One of the reasons we find it so hard to notice this is that we are actively trained to ignore pain in our culture - whether it it by taking a paracetamol to mask the root of whatever physical problem we're experiencing or self medicate or numb with other methods - slowing down and feeling is not glamourised or sexy.
By slowing down, paying attention and observing we start to notice what is inflicting pain and how to prevent and manage it. This attention seeps out to all areas of life - pain in relationships, work etc and we can make more skilled choices as to whether we stay with it.
'Time is more important than intensity - do less poses just hold them for longer.'
For a pose to be considered Yin in nature we need to hold it for 90 - 120 seconds,although hold times will vary from class to class and teacher to teacher. In my Yin classes I generally hold the poses for 3-5 mins, but some practitioners can go as long as 15-20 mins in a pose! In order to be able to hold the poses for so long, however, we need to back off in terms of intensity.
One of the tattvas or principles of Yin is to only come to our edge - about 60% in terms of sensation in the target area. This doesn't mean we are necessarily comfortable, but it does mean that we are definitely avoiding pain.
For many of us, only going to 60% can be an alien concept, we are so used to striving and pushing beyond our limits. Giving us this extra space enables us to actually relax and effectively stress the fascia and joints we are targeting.

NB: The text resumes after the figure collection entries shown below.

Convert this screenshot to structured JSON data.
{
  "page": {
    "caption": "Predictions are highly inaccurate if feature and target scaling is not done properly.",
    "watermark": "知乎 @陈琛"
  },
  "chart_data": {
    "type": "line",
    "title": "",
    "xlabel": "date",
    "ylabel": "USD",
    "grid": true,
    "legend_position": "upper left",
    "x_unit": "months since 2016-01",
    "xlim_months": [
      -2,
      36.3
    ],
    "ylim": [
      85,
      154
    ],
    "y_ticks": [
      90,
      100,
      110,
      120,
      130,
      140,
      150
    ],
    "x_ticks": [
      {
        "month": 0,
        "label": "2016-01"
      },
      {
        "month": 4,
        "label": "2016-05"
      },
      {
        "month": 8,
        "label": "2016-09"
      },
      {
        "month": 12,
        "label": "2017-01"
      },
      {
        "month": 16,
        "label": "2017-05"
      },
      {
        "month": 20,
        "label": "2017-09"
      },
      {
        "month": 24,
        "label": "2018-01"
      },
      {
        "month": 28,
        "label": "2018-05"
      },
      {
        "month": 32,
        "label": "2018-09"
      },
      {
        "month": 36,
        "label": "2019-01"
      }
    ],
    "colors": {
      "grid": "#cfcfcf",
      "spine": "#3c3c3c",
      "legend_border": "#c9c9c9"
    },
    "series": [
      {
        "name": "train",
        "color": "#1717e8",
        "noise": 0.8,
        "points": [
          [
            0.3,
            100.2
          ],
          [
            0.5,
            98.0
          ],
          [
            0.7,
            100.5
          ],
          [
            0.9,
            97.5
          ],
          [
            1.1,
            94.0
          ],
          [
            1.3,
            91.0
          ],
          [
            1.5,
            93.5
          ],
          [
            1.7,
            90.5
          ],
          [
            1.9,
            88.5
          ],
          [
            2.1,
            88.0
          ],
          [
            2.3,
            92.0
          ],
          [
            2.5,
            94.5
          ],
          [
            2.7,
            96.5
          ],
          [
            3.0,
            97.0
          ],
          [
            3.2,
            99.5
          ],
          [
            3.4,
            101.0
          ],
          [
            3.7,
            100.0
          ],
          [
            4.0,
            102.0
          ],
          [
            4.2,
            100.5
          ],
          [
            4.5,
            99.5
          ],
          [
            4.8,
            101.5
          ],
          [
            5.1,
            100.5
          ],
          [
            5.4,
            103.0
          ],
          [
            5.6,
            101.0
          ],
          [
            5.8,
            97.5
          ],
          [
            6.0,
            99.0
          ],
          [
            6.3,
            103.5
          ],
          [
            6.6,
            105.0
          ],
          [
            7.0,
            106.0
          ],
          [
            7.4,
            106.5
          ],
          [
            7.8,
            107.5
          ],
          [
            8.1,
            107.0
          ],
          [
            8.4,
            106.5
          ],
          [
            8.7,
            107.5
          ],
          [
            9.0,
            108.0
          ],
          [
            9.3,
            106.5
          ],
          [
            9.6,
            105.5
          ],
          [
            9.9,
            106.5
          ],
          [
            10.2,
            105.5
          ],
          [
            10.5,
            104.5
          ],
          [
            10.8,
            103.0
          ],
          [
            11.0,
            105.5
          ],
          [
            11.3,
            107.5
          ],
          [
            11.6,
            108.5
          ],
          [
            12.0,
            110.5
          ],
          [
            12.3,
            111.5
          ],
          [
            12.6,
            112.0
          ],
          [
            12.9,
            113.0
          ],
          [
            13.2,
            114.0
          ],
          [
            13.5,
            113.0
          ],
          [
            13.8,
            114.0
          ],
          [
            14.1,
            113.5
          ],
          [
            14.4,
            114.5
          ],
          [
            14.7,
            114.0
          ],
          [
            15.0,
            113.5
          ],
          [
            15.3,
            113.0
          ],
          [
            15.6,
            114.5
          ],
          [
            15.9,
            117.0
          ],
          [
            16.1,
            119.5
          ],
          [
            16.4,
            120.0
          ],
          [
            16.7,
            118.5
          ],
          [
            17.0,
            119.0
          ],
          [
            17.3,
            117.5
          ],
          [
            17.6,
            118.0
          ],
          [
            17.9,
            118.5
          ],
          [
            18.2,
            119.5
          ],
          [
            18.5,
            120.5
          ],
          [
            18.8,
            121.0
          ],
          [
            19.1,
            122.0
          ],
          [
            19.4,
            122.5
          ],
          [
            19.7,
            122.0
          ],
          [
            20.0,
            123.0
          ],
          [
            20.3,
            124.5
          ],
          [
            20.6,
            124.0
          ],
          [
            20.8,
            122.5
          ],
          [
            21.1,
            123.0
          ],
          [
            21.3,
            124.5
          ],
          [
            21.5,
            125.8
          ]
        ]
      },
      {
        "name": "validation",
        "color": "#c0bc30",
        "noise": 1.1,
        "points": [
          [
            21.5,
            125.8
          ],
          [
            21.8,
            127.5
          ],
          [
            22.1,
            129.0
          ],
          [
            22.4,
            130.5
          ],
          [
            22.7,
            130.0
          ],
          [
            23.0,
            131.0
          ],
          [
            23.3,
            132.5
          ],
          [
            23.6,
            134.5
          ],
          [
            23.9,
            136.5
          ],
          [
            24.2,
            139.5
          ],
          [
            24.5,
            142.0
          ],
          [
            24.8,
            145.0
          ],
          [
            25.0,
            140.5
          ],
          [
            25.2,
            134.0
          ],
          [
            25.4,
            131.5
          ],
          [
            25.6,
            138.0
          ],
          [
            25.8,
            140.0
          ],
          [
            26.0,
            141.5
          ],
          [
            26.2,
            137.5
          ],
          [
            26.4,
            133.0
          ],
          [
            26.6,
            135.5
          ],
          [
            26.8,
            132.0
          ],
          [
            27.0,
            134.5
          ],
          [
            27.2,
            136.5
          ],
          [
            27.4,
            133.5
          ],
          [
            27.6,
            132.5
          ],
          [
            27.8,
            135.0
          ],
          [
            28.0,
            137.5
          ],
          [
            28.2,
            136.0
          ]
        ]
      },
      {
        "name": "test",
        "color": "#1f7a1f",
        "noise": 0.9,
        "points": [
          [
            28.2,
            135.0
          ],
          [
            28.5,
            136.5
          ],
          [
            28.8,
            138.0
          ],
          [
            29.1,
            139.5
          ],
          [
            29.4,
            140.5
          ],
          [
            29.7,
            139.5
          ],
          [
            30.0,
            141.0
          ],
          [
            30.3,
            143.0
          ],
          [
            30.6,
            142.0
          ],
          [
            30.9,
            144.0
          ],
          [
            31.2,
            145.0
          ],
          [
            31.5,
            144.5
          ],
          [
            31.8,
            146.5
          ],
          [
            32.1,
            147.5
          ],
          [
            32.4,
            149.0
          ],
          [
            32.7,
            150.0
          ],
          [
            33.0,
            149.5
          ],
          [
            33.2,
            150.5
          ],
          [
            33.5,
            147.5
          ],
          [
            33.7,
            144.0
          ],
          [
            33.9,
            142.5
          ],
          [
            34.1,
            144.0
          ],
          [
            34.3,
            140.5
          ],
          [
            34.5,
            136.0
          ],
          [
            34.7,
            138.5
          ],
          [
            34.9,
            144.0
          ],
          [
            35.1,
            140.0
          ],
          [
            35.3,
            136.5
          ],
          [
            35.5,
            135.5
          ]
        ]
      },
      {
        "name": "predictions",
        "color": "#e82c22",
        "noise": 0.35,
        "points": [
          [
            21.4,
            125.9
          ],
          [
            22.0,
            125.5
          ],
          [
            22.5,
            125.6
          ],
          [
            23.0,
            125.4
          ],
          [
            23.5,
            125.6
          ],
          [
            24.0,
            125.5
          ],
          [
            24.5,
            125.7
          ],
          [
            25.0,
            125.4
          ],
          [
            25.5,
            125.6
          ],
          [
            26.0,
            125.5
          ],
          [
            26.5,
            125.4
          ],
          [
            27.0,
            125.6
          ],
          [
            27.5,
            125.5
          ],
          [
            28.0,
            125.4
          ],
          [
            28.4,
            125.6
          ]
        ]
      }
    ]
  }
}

If we are still in a state of fight or flight, the muscles will be contracting, ready to spring into action to avoid threat and we will definitely not be adequately relaxed to enable change to happen.
Kassandra shares "It wasn't until I backed off that my flexibility improved..." and this is why!
She says "My flexibility drastically improved when I learned not to go so further into poses. I thought I was great at listening to my body but it turns out I wasn't." This is so common, but something that a consistent practice helps us with - this nurturing of our relationship with our body, ourselves.
"Yin is the other half of life, you might as well embrace it because if you don't, mother nature will give it to you."
As easy as it is to get sucked into the cycle of trying to completely tick everything off our to do list (totally guilty of this) at all costs, these can include our health, and nothing is worth that.
Integrating rest and slowing down into our routine is essential if we wish to live a happy, sustainable lifestyle. If we fail to make time to slow down and embrace the Yin aspect of life we will run into disease, ill health etc which will force us to do it anyway. Take a preventative approach that will support you long term.
I'm delighted to be a student of Bernie's and have nearly completed a continued professional development 50 Hour Yin training with him which I started over lock down. He has been one of the most influential Yin teachers for my own practice over the last 6 years and I'm so excited to implement all of the additional knowledge I've gained in my classes.